電流レンジ = current_rangeで設定した値 x (global_scaler)/256
以下の例では0(global_scaler無効、初期値)としています。必要に応じて設定してください。
Python:
m1.global_scaler = 0
コマンド:
cgstep global_scaler -w 0
電流値を設定する
irunでモーター回転中の電流値を、iholdでモーター停止中の電流値をそれぞれ0-31の32段階で設定できます。irunの初期値は31、iholdの初期値は8となっています。
今回では比較のため最初はどちらも最大の31に設定します。
Python:
m1.irun = 31
m1.ihold = 31
コマンド:
cgstep irun -w 31
cgstep ihold -w 31
モーターが停止した後、電流値irunを保持する時間(iholdに下げ始めるまでの待ち時間)をtpowerdownで0-255の範囲で設定できます。時間は以下の式で計算できます。初期値は10です。
停止後irunを保持する時間 = tpowerdown x 21[ms]
Python:
m1.tpowerdown = 10
コマンド:
cgstep tpowerdown -w 10
必須の設定をしておきます。
Python:
m1.vmax = 68720
m1.amax = 500
m1.dmax = 500
m1.enable()
コマンド:
cgstep vmax -w 68720
cgstep amax -w 500
cgstep dmax -w 500
cgstep enable
停止時の電流値を測定する
board_currentを読み出すことで、基板の電流値を測定できます。これはパラメーターではなくcgstepのオペレーション名となります。これにより、設定でどの程度電流値が変化するかの確認や、バッテリーでの動作時間の見積もりが可能です。

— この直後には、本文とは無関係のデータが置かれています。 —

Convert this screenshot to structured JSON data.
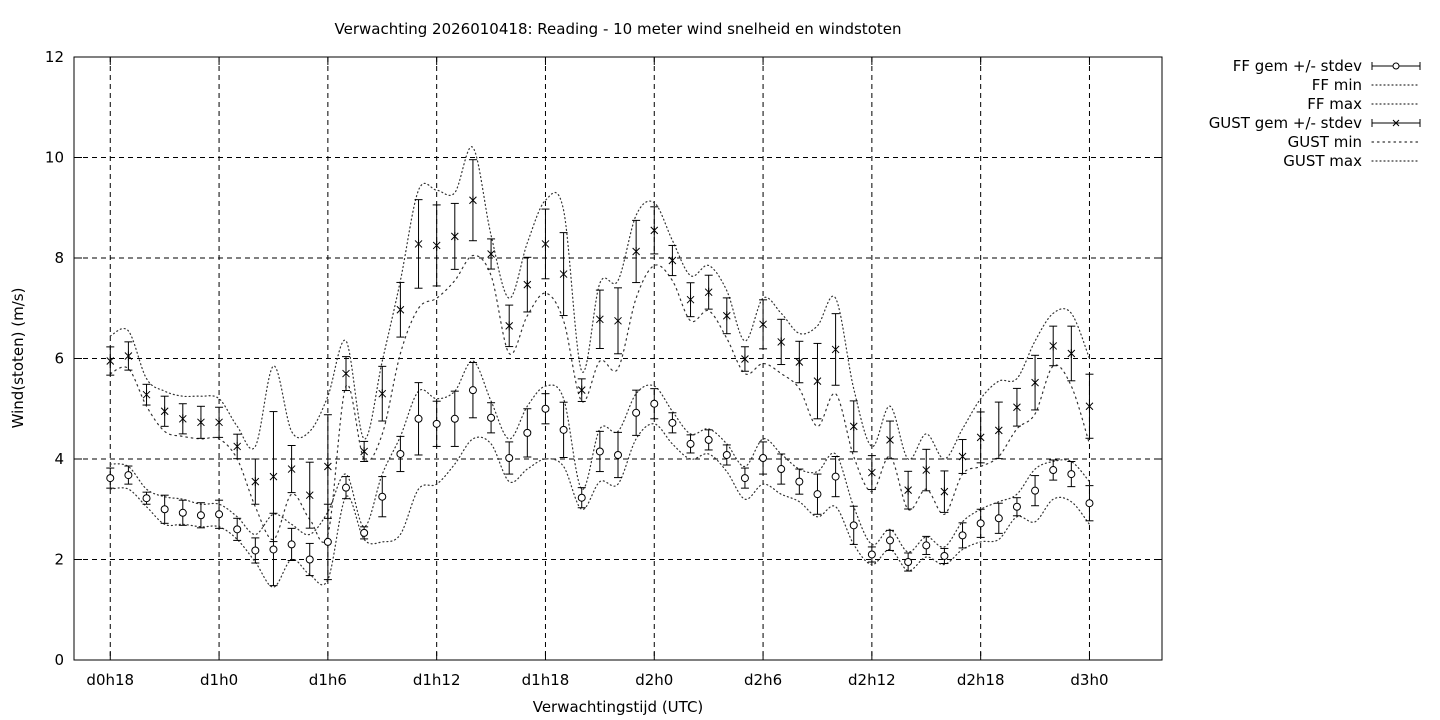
{
  "chart_data": {
    "type": "line",
    "title": "Verwachting 2026010418: Reading - 10 meter wind snelheid en windstoten",
    "xlabel": "Verwachtingstijd (UTC)",
    "ylabel": "Wind(stoten) (m/s)",
    "ylim": [
      0,
      12
    ],
    "xlim_hours": [
      16,
      76
    ],
    "grid": true,
    "legend_position": "outside-top-right",
    "x_ticks": [
      {
        "label": "d0h18",
        "h": 18
      },
      {
        "label": "d1h0",
        "h": 24
      },
      {
        "label": "d1h6",
        "h": 30
      },
      {
        "label": "d1h12",
        "h": 36
      },
      {
        "label": "d1h18",
        "h": 42
      },
      {
        "label": "d2h0",
        "h": 48
      },
      {
        "label": "d2h6",
        "h": 54
      },
      {
        "label": "d2h12",
        "h": 60
      },
      {
        "label": "d2h18",
        "h": 66
      },
      {
        "label": "d3h0",
        "h": 72
      }
    ],
    "y_ticks": [
      0,
      2,
      4,
      6,
      8,
      10,
      12
    ],
    "x_hours": [
      18,
      19,
      20,
      21,
      22,
      23,
      24,
      25,
      26,
      27,
      28,
      29,
      30,
      31,
      32,
      33,
      34,
      35,
      36,
      37,
      38,
      39,
      40,
      41,
      42,
      43,
      44,
      45,
      46,
      47,
      48,
      49,
      50,
      51,
      52,
      53,
      54,
      55,
      56,
      57,
      58,
      59,
      60,
      61,
      62,
      63,
      64,
      65,
      66,
      67,
      68,
      69,
      70,
      71,
      72
    ],
    "series": [
      {
        "name": "FF gem +/- stdev",
        "mean": [
          3.62,
          3.68,
          3.22,
          3.0,
          2.93,
          2.88,
          2.9,
          2.6,
          2.18,
          2.2,
          2.3,
          2.0,
          2.35,
          3.43,
          2.53,
          3.25,
          4.1,
          4.8,
          4.7,
          4.8,
          5.37,
          4.82,
          4.02,
          4.52,
          5.0,
          4.58,
          3.23,
          4.15,
          4.08,
          4.92,
          5.1,
          4.72,
          4.3,
          4.38,
          4.08,
          3.62,
          4.02,
          3.8,
          3.55,
          3.3,
          3.65,
          2.68,
          2.1,
          2.38,
          1.95,
          2.28,
          2.07,
          2.48,
          2.72,
          2.82,
          3.05,
          3.37,
          3.78,
          3.7,
          3.12
        ],
        "stdev": [
          0.2,
          0.18,
          0.12,
          0.28,
          0.25,
          0.25,
          0.28,
          0.22,
          0.25,
          0.72,
          0.32,
          0.32,
          0.75,
          0.22,
          0.12,
          0.4,
          0.35,
          0.72,
          0.45,
          0.55,
          0.55,
          0.3,
          0.32,
          0.48,
          0.3,
          0.55,
          0.2,
          0.4,
          0.45,
          0.45,
          0.3,
          0.2,
          0.18,
          0.2,
          0.2,
          0.2,
          0.32,
          0.3,
          0.25,
          0.4,
          0.4,
          0.38,
          0.15,
          0.2,
          0.18,
          0.18,
          0.15,
          0.25,
          0.28,
          0.3,
          0.18,
          0.3,
          0.2,
          0.25,
          0.35
        ]
      },
      {
        "name": "FF min",
        "values": [
          3.4,
          3.4,
          3.05,
          2.7,
          2.7,
          2.65,
          2.65,
          2.4,
          1.95,
          1.45,
          2.0,
          1.7,
          1.6,
          3.25,
          2.4,
          2.35,
          2.5,
          3.4,
          3.5,
          3.9,
          4.4,
          4.3,
          3.55,
          3.8,
          4.0,
          3.85,
          3.0,
          3.55,
          3.5,
          4.4,
          4.7,
          4.3,
          4.0,
          4.1,
          3.75,
          3.2,
          3.5,
          3.3,
          3.15,
          2.85,
          3.05,
          2.3,
          1.9,
          2.2,
          1.78,
          2.05,
          1.9,
          2.2,
          2.35,
          2.4,
          2.85,
          2.75,
          3.2,
          3.15,
          2.7
        ]
      },
      {
        "name": "FF max",
        "values": [
          3.9,
          3.85,
          3.4,
          3.25,
          3.2,
          3.1,
          3.1,
          2.85,
          2.5,
          2.9,
          2.7,
          2.5,
          2.95,
          3.7,
          2.65,
          3.7,
          4.45,
          5.35,
          5.2,
          5.35,
          5.95,
          5.15,
          4.4,
          5.05,
          5.45,
          5.2,
          3.4,
          4.6,
          4.55,
          5.3,
          5.45,
          4.95,
          4.5,
          4.6,
          4.3,
          3.85,
          4.4,
          4.1,
          3.8,
          3.75,
          4.1,
          3.05,
          2.3,
          2.6,
          2.15,
          2.45,
          2.25,
          2.75,
          3.0,
          3.15,
          3.3,
          3.8,
          3.95,
          3.95,
          3.55
        ]
      },
      {
        "name": "GUST gem +/- stdev",
        "mean": [
          5.95,
          6.05,
          5.28,
          4.95,
          4.8,
          4.73,
          4.73,
          4.25,
          3.55,
          3.65,
          3.8,
          3.28,
          3.85,
          5.7,
          4.15,
          5.3,
          6.97,
          8.28,
          8.25,
          8.43,
          9.15,
          8.08,
          6.65,
          7.47,
          8.28,
          7.68,
          5.37,
          6.78,
          6.75,
          8.13,
          8.55,
          7.95,
          7.17,
          7.32,
          6.85,
          5.99,
          6.68,
          6.33,
          5.93,
          5.55,
          6.18,
          4.65,
          3.73,
          4.38,
          3.38,
          3.78,
          3.35,
          4.05,
          4.43,
          4.57,
          5.03,
          5.52,
          6.25,
          6.1,
          5.05
        ]
      },
      {
        "name": "GUST min",
        "values": [
          5.7,
          5.8,
          5.05,
          4.55,
          4.45,
          4.4,
          4.4,
          4.0,
          3.05,
          2.4,
          3.3,
          2.8,
          2.5,
          5.45,
          4.0,
          4.5,
          6.1,
          7.0,
          7.2,
          7.55,
          8.05,
          7.65,
          6.1,
          6.85,
          7.3,
          6.75,
          5.15,
          5.95,
          5.8,
          7.2,
          7.85,
          7.55,
          6.75,
          6.95,
          6.4,
          5.7,
          5.9,
          5.7,
          5.4,
          4.65,
          5.3,
          4.05,
          3.35,
          4.05,
          3.0,
          3.4,
          2.9,
          3.7,
          3.85,
          4.05,
          4.6,
          4.9,
          5.85,
          5.45,
          4.3
        ]
      },
      {
        "name": "GUST max",
        "values": [
          6.45,
          6.55,
          5.6,
          5.35,
          5.25,
          5.25,
          5.2,
          4.65,
          4.25,
          5.85,
          4.55,
          4.55,
          5.25,
          6.35,
          4.4,
          5.95,
          7.55,
          9.35,
          9.35,
          9.3,
          10.2,
          8.45,
          7.2,
          8.3,
          9.15,
          8.95,
          5.75,
          7.5,
          7.55,
          8.85,
          9.1,
          8.35,
          7.65,
          7.85,
          7.35,
          6.35,
          7.2,
          6.9,
          6.5,
          6.65,
          7.2,
          5.4,
          4.25,
          5.05,
          4.0,
          4.5,
          4.0,
          4.6,
          5.2,
          5.55,
          5.6,
          6.35,
          6.9,
          6.9,
          6.0
        ]
      }
    ]
  }
}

測定電流はモーターごとではなく、基板全体の値となります。測定精度は+/-10%となります。
実際に電流値を表示してみます。単位はAです。現在モーターは停止しているので、ihold=31の電流値となります。
Python:
print(m1.board_current)
コマンド:
cgstep board_current
次にiholdを4に変更して電流を測定してみます。電流値が下がっているのが分かると思います。
Python:
m1.ihold = 4
print(m1.board_current)
コマンド:
cgstep ihold -w 4
cgstep board_current
回転時の電流を測定する
今度は回転時の電流を測定してみます。速度指定モードで回転させて測定してみます。irun=31の電流値となります。
Python:
m1.rampmode = TMC5240.RAMPMODE_VELOCITY_POSITIVE
print(m1.board_current)
コマンド:
cgstep rampmode -w 1
cgstep board_current
irunを16に変更して測定してみます。電流値が下がると思います。あまり変わらない場合は電流レンジがモーター定格に対して大きすぎる可能性があります。また、電流値はirunの設定値に比例して変化するわけではありません。
Python:
m1.irun = 16
print(m1.board_current)
コマンド:
cgstep irun -w 16
cgstep board_current
別の解説記事に進む場合は、SW1スイッチを押してリセットするか、以下を実行してモーターをもとの位置に戻しておきます。
Python:
m1.rampmode = TMC5240.RAMPMODE_POSITIONING
コマンド:
cgstep rampmode -w 0
まとめ
制御ソフトウェアcgstepで、ステッピングモーター電流値を設定、測定する方法の解説は以上です。RPZ-Stepperには他にも多くの機能があり、それらの解説記事も参考にしてください。